Jolyon and Andreas came back today, allowing us to share the workload between plenty of people again. On top of that, the construct from DNA 2.0 turned up, along with a load of high quality plate reader plates. The construct containing cells don't look hugely happy, but looking at them in the dark room shows that they do seem to be expressing the lux operon. Now we just need a strategy to get it into bacillus...

Oli also decided to use the new plates in anger, setting up an experiment to test the efficacy of the magnesium riboswitch construct. PJ claims that the resultant storm of pipetting is a 'rite of passage'.

Friday

Analysis of the sequence sent to us of the biobricks we had hoped to make indicate that the riboswitches have inserted - backwards. The current sequence is Backbone-Front of Suffix-End of Prefix-Riboswitch-End of Suffix-Start of Prefix. This almost success is somewhat mocking. However, Jolyon is starting to try to assemble our biobricks with standard assembly instead - hopefully less can go wrong with this. It's a shame to give up on Gibson, but it has been a cruel master this Summer.

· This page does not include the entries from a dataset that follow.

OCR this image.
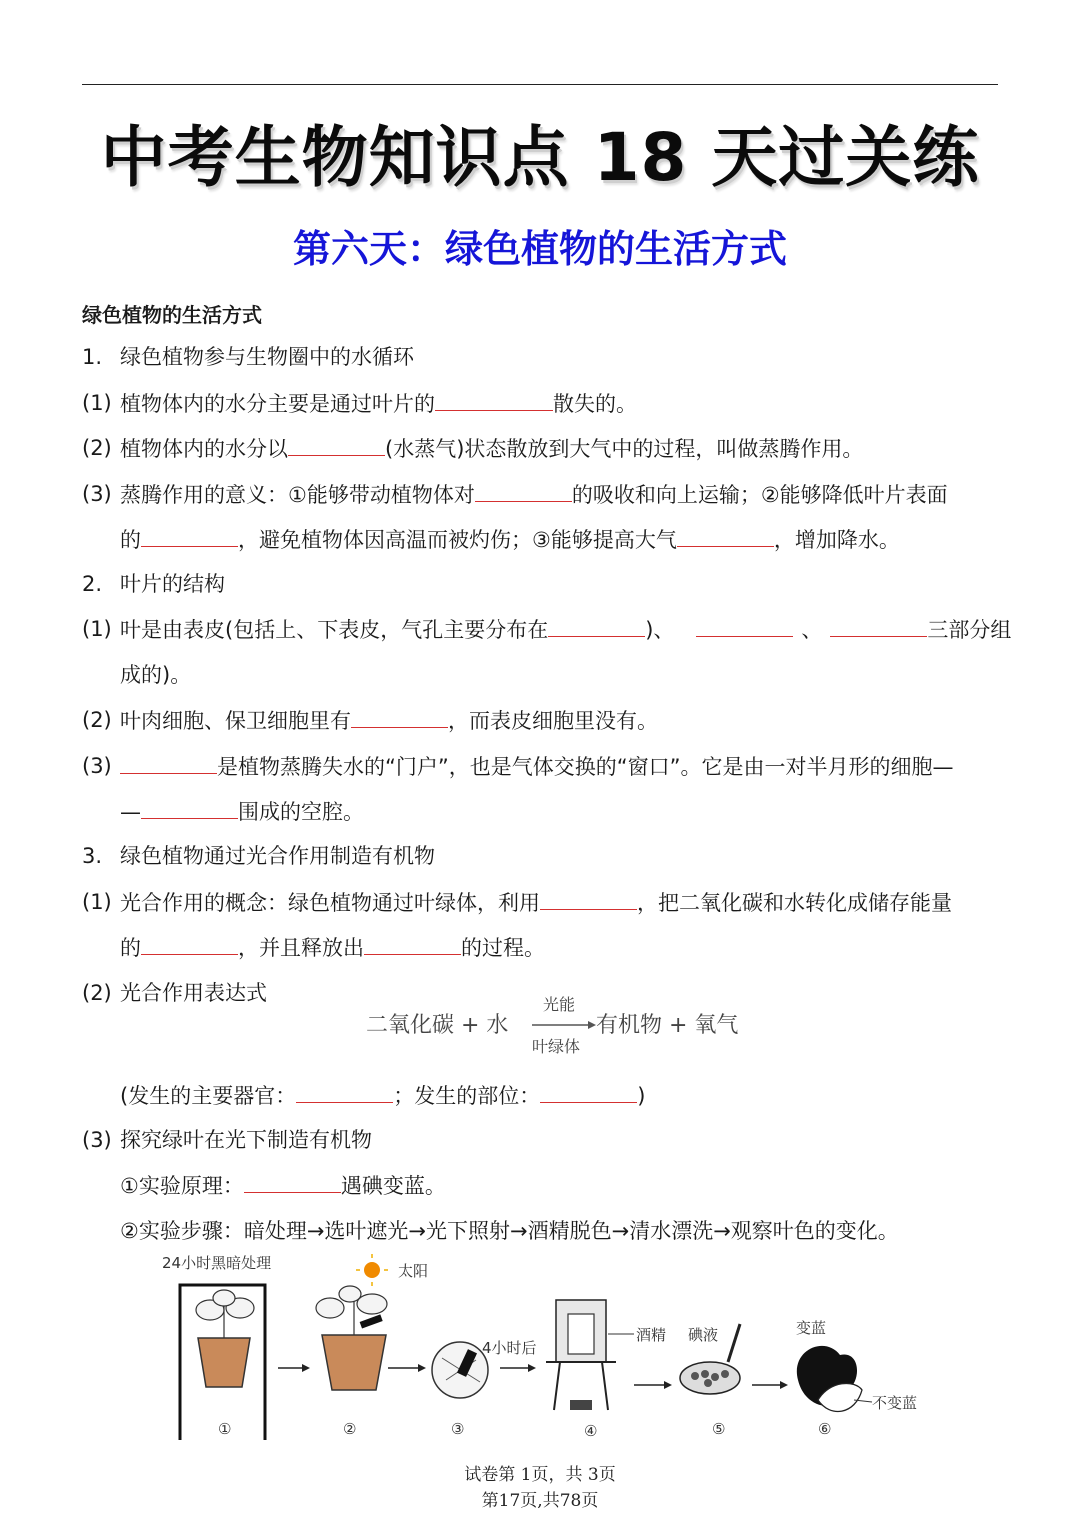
中考生物知识点 18 天过关练
第六天：绿色植物的生活方式
绿色植物的生活方式
1. 绿色植物参与生物圈中的水循环
(1) 植物体内的水分主要是通过叶片的	散失的。
(2) 植物体内的水分以	(水蒸气)状态散放到大气中的过程，叫做蒸腾作用。
(3) 蒸腾作用的意义：①能够带动植物体对	的吸收和向上运输；②能够降低叶片表面
的	，避免植物体因高温而被灼伤；③能够提高大气	，增加降水。
2. 叶片的结构
(1) 叶是由表皮(包括上、下表皮，气孔主要分布在	)、	、	三部分组
成的)。
(2) 叶肉细胞、保卫细胞里有	，而表皮细胞里没有。
(3)	是植物蒸腾失水的“门户”，也是气体交换的“窗口”。它是由一对半月形的细胞—
—	围成的空腔。
3. 绿色植物通过光合作用制造有机物
(1) 光合作用的概念：绿色植物通过叶绿体，利用	，把二氧化碳和水转化成储存能量
的	，并且释放出	的过程。
(2) 光合作用表达式
二氧化碳 + 水
光能
叶绿体
有机物 + 氧气
(发生的主要器官：	；发生的部位：	)
(3) 探究绿叶在光下制造有机物
①实验原理：	遇碘变蓝。
②实验步骤：暗处理→选叶遮光→光下照射→酒精脱色→清水漂洗→观察叶色的变化。
24小时黑暗处理	太阳
4小时后
酒精 碘液	变蓝
不变蓝
①	②	③	④	⑤	⑥
试卷第 1页，共 3页
第17页,共78页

Andreas and Paul started getting some images of the spores we made over the last few days. We should be able to use this microscopy as an assay when we are testing the efficacy of the new promotor we're hoping to submit. Speed of germination should be fairly simple to measure with this capacity.

But there was some more bad news, as ever. After getting the data back from the 20 hour run of the magnesium riboswitch construct in the plate reader, it turns out that our medium autofluoresces. The first sign was when Oli saw that the fluorescence actually decreased with time, instead of increasing. Easily explainable if the e.coli was degrading the amino acids that were causing the fluorescence in the first place. Some M9 minimal medium has been ordered in, but time is running scarily short for waiting for reagents to appear.

Saturday

At least the tried and tested technique of ligation appears to work. We got lots of colonies on the plates that should contain our riboswitch biobricks, which is a good sign. Emboldened by this success, Jolyon started trying to insert our DNA 2.0 construct into the backbone by ligation, while also growing up some liquid cultures of some of the successful colonies. We should have some plasmid DNA for sequencing by Monday morning, and a confirmation of biobrick construction by Tuesday morning. Which will be a considerable weight off our minds.

Also, the vibrio we woke up a few days ago seem to have started fluorescing, if very dimly. We'll give them a bit longer in the incubator, to allow their quorum sensing to kick in.